For this reason, a means of determining when a chest infection is
caused by bacteria is very valuable.
When
faced with an infection caused by bacteria, the body normally responds
by using its own natural defences. Antibiotics are needed when these
defences fail, and antibiotics can also add to the body's defences
to speed recovery from bacterial infections. In the lung it is relatively
easy to detect when the natural defence response to bacteria is
overrun by assessing the colour of the sputum (phlegm). When there
is uncontrolled bacterial infection in the lungs, neutrophils (usually
known as white blood cells) get called into the lung in increasing
numbers to fight the infection. If you cough up sputum (phlegm),
these cells and the bacteria can be seen under a microscope.

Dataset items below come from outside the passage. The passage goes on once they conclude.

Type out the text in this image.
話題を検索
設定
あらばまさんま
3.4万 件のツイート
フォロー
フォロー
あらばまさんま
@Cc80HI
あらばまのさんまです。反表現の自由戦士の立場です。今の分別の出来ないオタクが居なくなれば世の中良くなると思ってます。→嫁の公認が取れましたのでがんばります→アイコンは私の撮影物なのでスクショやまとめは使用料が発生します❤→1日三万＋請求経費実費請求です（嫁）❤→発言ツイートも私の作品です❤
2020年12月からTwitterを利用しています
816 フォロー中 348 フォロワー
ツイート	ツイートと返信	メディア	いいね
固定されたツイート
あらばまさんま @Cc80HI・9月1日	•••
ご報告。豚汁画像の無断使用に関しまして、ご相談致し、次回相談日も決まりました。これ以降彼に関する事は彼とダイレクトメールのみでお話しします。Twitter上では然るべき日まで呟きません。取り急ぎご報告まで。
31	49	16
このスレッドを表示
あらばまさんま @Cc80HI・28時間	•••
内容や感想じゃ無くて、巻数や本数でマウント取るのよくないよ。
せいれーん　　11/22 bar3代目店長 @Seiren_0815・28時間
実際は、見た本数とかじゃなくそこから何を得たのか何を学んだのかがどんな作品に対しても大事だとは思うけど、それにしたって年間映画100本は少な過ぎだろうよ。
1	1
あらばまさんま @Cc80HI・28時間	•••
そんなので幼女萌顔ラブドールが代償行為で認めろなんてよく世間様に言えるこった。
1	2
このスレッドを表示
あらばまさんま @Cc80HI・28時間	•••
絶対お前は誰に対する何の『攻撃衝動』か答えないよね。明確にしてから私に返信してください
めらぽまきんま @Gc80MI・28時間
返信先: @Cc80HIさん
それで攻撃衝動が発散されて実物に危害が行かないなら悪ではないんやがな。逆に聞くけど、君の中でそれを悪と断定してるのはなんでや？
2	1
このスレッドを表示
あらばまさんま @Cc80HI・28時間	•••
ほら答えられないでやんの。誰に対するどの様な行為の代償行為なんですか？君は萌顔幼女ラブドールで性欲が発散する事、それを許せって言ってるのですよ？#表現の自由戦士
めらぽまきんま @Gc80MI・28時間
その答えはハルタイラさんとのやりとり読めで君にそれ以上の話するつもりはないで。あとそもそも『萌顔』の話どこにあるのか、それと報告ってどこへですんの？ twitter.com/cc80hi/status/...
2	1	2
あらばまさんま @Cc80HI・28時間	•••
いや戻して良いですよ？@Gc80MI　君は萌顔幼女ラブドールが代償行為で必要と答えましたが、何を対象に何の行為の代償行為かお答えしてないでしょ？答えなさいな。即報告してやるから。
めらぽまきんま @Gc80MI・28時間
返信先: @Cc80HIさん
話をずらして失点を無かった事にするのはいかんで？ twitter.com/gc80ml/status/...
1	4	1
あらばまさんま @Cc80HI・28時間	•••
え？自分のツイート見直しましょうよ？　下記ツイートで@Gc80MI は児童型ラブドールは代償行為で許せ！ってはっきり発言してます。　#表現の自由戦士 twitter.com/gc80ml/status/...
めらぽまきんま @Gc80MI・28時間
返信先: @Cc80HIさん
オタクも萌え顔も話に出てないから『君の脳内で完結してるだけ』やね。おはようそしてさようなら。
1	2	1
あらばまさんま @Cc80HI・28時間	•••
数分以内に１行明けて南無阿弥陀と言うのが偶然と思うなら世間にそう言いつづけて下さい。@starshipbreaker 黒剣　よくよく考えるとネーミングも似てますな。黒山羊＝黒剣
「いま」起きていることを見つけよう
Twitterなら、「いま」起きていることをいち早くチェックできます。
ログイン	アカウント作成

However
that often doesn't help the doctor/healthcare professional decide
whether an infection is present because it is difficult to carry
out these tests in the clinic. Moreover, smaller but misleading
amounts of the cells and bacteria can be present even when there
is no infection that needs treating.
A simpler
way to find a lung infection due to bacteria is to look at the colour
of the sputum. This works because the white blood cells contain
a protein called myeloperoxidase which is only seen in white blood
cells and which is intensely green in colour. They contain a protein
called myeloperoxidase which is only present in white blood cells
and is green in colour. Thus as more white blood cells accumulate
in the sputum in response to bacteria, their green colour becomes
more obvious.
This
colour change in sputum indicates how likely it is that bacteria
are
present (Fig. 1), as well as how many bacteria are present (Ref.
4).

Sputum
colour, or change in sputum colour from usual, can be used to identify
who requires antibiotics for treatment of exacerbations (chest colds).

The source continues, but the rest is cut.